Residents from the Alexandra township in Johannesburg, South Africa, gather in a stadium to be tested for COVID-19, April 26, 2020. /AP

Still, it is an issue that might need revisiting in the not distant future, particularly with the recent establishment of the collaborative Africa Centers for Disease Control and Prevention (Africa CDC).

According to statistics released on May 5 by the John Hopkins University and Africa CDC, the continent had 48,808 confirmed cases, 1,902 deaths, and 16,160 recoveries from the new coronavirus pandemic. Out of the 53 African countries tallied, Lesotho is coronavirus free, having recorded only one case since the pandemic was declared.

Now, in an advertisement of the body's website, the World Health Organization warned that, "To date, there is no specific medicine recommended to prevent or treat the new coronavirus. " This is the WHO's official policy, contrary to recently trending fake news that the WHO had endorsed the Madagascar CVO.

However, the ad noted that some specific treatments are under investigation, and will be tested through clinical trials. These sentiments were echoed by the National Academy of Medicine of Madagascar (Anamem), who in a statement released on April 23 declared that the effectiveness of CVO in preventing and treating COVID-19 had not been adequately tested. 

Further, the statement warned, "It is a medicine for which the scientific evidence has not yet been established and which risks damaging the health of the population, in particular that of children." 

Moreover, it is instructive that the African Union COVID-19 Response Board of Trustees did not mention anything about the CVO treatment, but instead said Africa's health response to the pandemic focuses on strengthening preventive measures and health infrastructure, including provision of equipment, trained health personnel, and surveillance systems that inform government decisions.

Though widely used, the issue of herbal medicine in Africa is still a very controversial topic.
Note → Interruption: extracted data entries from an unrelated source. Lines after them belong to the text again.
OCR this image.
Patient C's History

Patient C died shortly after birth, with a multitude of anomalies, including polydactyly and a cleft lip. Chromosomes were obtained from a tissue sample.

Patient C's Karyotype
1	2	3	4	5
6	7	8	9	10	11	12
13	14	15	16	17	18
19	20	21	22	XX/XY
For instance, in 2011, hundreds of thousands of Africans trooped to Loliondo village, Tanzania, where little known herbalist Ambilikile Masapila dispensed a concoction believed to be a panacea for all diseases. However, almost 10 years after, his patients are still ill, or worse off, many having sold off their prime properties to pay for the concoction that never worked.
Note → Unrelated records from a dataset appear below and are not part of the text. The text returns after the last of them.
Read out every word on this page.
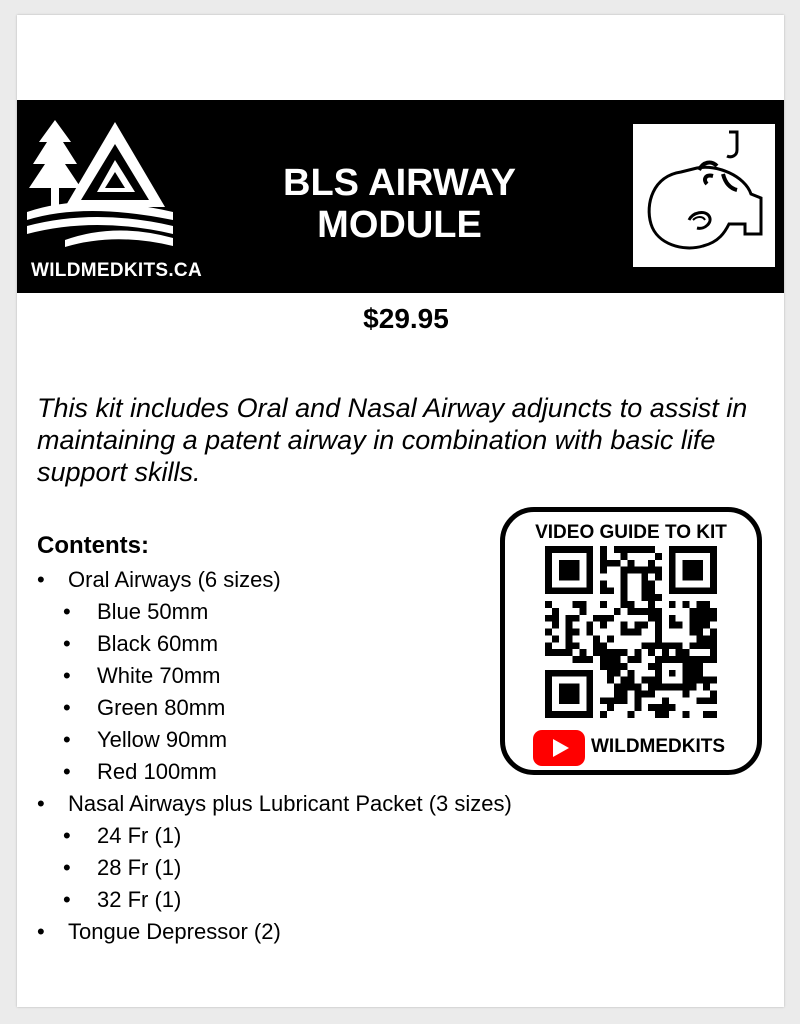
WILDMEDKITS.CA
BLS AIRWAY
MODULE
$29.95
This kit includes Oral and Nasal Airway adjuncts to assist in maintaining a patent airway in combination with basic life support skills.
Contents:
• Oral Airways (6 sizes)
• Blue 50mm
• Black 60mm
• White 70mm
• Green 80mm
• Yellow 90mm
• Red 100mm
• Nasal Airways plus Lubricant Packet (3 sizes)
• 24 Fr (1)
• 28 Fr (1)
• 32 Fr (1)
• Tongue Depressor (2)
VIDEO GUIDE TO KIT
WILDMEDKITS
While experts see hope in the ongoing efforts to come up with an authentic African treatment for the coronavirus, they also warn that this could be as a result of fear and desperation in the event of a COVID-19 onslaught in the magnitude witnessed in some European countries, and, lately, the U.S.

In an article published in The Next Einstein Forum blog, Dr. Devina Lobine notes that as a home to incredibly unique flora, "Africa has the potential to be part of the solution." Lobine says that herbs have been a key part of Africa's traditional medicinal practices for thousands of years, with up to 80 percent of the continent's population relying on medicinal plants for their healthcare.

Indeed, for instance, African herbal scientists could collaborate with their Chinese counterparts in undertaking deeper research. In March, China's National Health Commission reported that 91.5 percent of COVID-19 patients had taken some form of traditional Chinese medicine to treat their symptoms. 

During a March 23 press conference in Wuhan, Secretary of the State Administration of Traditional Chinese Medicine, Yu Yanhong, said that traditional remedies have alleviated symptoms, reduced the severity of the virus, improved recovery rates, and reduced mortality rate.

No one can deny such positive outcomes, but Africa has to do it systematically.